Lascaris returned to the legal profession in 2004, when he joined the Canadian law firm Siskinds LLP. While at Siskinds, Lascaris led Canada's largest group of securities class action lawyers and recovered hundreds of millions of dollars on behalf of the firm's clients.

In 2012, Canadian Lawyer magazine named Lascaris as one of Canada's 25 most influential lawyers. In 2013, Canadian Business magazine named Lascaris as one of the 50 most influential persons in Canadian business. While at Siskinds, Lascaris was quoted extensively in the Canadian media on issues relating to capital markets, securities fraud, and class actions.
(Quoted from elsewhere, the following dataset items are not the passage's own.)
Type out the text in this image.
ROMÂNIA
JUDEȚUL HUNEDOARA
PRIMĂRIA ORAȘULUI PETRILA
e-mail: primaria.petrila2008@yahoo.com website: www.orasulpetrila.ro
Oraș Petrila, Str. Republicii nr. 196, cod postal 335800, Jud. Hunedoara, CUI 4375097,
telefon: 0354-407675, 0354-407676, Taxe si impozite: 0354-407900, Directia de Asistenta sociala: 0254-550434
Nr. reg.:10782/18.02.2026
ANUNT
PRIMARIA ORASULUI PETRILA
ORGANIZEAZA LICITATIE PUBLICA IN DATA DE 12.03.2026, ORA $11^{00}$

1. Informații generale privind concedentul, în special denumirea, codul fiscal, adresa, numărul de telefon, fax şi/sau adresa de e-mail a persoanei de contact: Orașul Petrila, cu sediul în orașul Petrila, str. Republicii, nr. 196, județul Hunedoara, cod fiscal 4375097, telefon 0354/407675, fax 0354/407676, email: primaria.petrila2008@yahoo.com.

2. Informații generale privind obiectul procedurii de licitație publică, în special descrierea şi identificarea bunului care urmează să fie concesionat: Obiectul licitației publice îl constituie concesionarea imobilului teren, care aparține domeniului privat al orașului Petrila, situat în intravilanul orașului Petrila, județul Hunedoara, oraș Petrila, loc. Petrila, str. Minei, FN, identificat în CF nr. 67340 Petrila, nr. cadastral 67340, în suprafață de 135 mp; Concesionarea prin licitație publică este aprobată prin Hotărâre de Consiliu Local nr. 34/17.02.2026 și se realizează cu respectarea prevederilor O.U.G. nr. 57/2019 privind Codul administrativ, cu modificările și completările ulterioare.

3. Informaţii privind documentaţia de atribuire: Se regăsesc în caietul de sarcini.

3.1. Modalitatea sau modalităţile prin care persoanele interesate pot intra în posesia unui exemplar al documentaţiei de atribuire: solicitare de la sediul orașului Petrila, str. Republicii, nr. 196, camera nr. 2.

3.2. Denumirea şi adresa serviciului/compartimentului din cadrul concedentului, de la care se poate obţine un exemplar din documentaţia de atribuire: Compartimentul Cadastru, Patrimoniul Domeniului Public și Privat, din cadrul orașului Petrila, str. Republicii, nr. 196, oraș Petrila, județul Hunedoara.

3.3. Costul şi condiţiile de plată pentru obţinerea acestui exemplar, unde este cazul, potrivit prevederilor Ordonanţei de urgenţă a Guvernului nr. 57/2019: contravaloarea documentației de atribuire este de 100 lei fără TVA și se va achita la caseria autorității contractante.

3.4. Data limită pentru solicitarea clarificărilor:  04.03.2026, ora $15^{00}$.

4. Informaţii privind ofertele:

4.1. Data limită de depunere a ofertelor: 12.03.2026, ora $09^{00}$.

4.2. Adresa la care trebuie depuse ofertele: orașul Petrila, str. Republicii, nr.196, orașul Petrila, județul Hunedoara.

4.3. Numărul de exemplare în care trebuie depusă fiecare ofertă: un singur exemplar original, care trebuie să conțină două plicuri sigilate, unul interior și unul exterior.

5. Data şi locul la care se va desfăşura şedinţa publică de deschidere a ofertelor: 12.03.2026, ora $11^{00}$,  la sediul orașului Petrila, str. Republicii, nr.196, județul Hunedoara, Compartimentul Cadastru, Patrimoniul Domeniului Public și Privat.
The media organizations that cited his work and commentary included The Globe and Mail, The Financial Post, the CBC and the Toronto Star.

Lascaris retired from Siskinds in 2015 to pursue independent journalism and to devote more time to activism and pro bono legal work.

From 2015 to 2022, Lascaris served as a board member and correspondent of The Real News Network. In 2024, Lascaris established a YouTube channel, Reason2Resist, which focuses on geopolitics from an anti-imperialist perspective. In 2024, Lascaris received the Serena Shim Award for Uncompromised Integrity in Journalism.

Lascaris has been a pro-Palestinian activist and a supporter of the Boycott, Divestment and Sanctions against Israel. In 2019, he sued B'nai Brith Canada for defamation after it accused him of using social media “to advocate on behalf of terrorists who have murdered Israeli civilians”. The lawsuit was settled in 2021, with B'nai Brith agreeing to delete the writings in question from its website and compensate Lascaris for his legal fees.

Lascaris has been a passenger on the Gaza Freedom Flotilla. On a pro bono basis, he has pursued numerous lawsuits on behalf of Palestinians and Palestinian solidarity activists, including a lawsuit alleging that Canada’s government is violating the Genocide Convention, a lawsuit pertaining to the fraudulent labelling of Israeli settlement wines sold in Canada, and a lawsuit alleging that Toronto Metropolitan University defamed ten law students when it falsely accused them of antisemitism.

In an opinion piece for the National Post, freelance writer and weekly columnist Adam Zivo accused Lascaris of uncritically accepting pro-Russian narratives. According to Zivo, Lascaris visited Russia and defended its position following the 2022 Russian invasion of Ukraine. Lascaris went on a speaking tour across Canada in the summer of 2023 to "report back" on what he called his "mission of peace to Russia."